UCLA researchers in the Department of Human Genetics & Urology, have created a new statistical strategy to identify 1,178 new inherited biomarkers in treatment-naïve prostate cancer patients, that are able to predict how prostate cancer will progress.
BACKGROUND:
The Centers for Disease Control and Prevention estimate that new cancer diagnoses will rise by 22% in the next year. However, the associated chances of mortality for these newly diagnosed patients is predicted to continually drop over the next decade. This reduced mortality is largely attributed to increasingly high-quality health care, beginning with detection of the disease. In the past decade, the implementation of noninvasive cancer profiling (i.e. nuclear medicine, and intravital imaging) has risen, capturing patient cohorts that may have previously remained undetected. However, widespread use of these imaging techniques is impeded by high costs, and physicians only recommend scans when there are other signs of cancer progression. There is growing evidence to suggest that oncogenesis is driven by a combination of germline, environmental, and stochastic factors. The use of Genome-wide association studies (GWAS) has revealed several germline variants associated with elevated risk of cancer diagnosis, like BRCA2 in prostate cancer patients, a polymorphism that inhibits tumor suppressor function. Increasing evidence shows that prostate tumors can hijack epigenetic regulatory systems to silence tumor suppressors and modulate the tumor epigenome. This would suggest a role that common germline polymorphisms have in the development of aggressive prostate tumors. However, classical GWAS has failed in the identification of prostate tumor evasion mechanisms (loci), believed to be due to insufficiently large cohort sizes. However, there is a current need for the development of a rapid, non-invasive diagnostic tool that can survey a range of cancers and determine risk of progression: the most likely candidate for profiling in this manner is some form of GWAS.
INNOVATION:
UCLA researchers in the Department of Urology & Human Genetics created a new form of GWAS that merged germline and tumour information into a single statistical technique. This new approach was used to identify 1,178 biomarkers in treatment-naïve prostate cancer patients that are able to predict how prostate cancer will progress. The researchers assembled 589 patients with treatment-naïve prostate cancer and surveyed the direct link between germline and methylation to quantify associations with larger effect sizes than previous germline-survival analyses. DNA methylation is a common pathway of tumor initiation and progression, and allows aggressive growth of tumor tissue. The researchers were able to find a correlation between germline risk loci and tumor methylation, which they soon followed with epigenetic profiling. The researchers showed intricate crosstalk between the germline and epigenome of primary tumors, effectively creating a new way to predict where a cancer is going by studying the individual it arises and evolves in. This creates new germline biomarkers of aggressive disease to aid patient triage and optimize use of more invasive or expensive diagnostic assays.
POTENTIAL APPLICATIONS:
• The identification of risk factors for prostate cancer progression could lead to better use of non-invasive imaging techniques and the greater incidence of disease identification prior to progression.

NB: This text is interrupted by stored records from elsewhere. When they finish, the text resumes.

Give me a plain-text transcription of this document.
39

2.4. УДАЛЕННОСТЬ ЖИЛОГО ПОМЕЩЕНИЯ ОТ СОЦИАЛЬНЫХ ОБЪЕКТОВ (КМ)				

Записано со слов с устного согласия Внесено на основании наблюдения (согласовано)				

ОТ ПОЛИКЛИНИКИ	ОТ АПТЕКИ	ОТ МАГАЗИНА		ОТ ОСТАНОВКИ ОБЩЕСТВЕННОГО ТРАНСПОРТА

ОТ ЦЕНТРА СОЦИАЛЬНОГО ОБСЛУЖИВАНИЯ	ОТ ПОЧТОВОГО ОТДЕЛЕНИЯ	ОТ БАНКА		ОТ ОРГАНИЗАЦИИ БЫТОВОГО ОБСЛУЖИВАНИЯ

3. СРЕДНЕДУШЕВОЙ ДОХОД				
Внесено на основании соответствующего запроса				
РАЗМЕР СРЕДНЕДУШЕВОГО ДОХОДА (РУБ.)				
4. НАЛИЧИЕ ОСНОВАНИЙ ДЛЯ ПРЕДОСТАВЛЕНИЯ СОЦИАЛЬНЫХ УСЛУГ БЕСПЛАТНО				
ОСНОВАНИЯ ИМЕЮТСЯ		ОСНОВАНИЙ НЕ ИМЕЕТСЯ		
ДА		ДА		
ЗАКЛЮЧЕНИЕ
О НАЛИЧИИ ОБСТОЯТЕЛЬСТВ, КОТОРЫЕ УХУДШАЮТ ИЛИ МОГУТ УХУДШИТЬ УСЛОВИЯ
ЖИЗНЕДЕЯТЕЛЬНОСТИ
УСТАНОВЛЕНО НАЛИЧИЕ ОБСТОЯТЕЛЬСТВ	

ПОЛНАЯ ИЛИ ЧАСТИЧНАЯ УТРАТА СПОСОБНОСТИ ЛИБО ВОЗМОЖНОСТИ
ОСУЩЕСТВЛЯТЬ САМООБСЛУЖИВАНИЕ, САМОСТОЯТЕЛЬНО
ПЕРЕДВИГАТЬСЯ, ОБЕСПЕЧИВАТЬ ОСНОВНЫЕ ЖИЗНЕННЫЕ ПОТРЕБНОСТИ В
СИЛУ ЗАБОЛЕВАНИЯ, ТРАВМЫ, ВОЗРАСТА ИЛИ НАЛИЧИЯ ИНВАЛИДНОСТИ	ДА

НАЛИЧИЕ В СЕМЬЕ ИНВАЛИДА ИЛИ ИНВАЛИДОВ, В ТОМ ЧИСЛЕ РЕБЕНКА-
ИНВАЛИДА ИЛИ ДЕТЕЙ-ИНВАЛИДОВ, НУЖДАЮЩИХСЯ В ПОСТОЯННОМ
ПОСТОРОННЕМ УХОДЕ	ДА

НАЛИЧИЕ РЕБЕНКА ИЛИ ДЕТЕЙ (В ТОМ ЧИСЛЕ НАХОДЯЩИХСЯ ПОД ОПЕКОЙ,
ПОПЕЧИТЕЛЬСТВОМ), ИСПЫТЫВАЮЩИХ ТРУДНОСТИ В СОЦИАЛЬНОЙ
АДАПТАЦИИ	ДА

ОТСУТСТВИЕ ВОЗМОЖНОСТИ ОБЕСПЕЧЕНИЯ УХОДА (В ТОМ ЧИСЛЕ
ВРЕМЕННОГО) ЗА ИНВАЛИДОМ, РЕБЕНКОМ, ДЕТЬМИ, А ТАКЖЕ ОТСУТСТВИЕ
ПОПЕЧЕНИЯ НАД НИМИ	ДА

• The identification of other risk factors associated with other forms of cancer.
• Non-invasive clinical risk-stratification tools
ADVANTAGES:
• Only profiling technique that has captured a vast group of prostate cancer biomarkers
• The ability to assess risk in prostate cancer progression
• Non-invasive, and extremely parallelizable
DEVELOPMENT-TO-DATE:
The GWAS profiling was performed on 589 treatment-naïve prostate cancer patients and identified 1,178 biomarkers specific for prostate cancer progression.
RELATED PAPERS:
Houlahan, K. E. et al., Genome-wide germline correlates of the epigenetic landscape of prostate cancer. Nat Med 25, 1615–1626 (2019).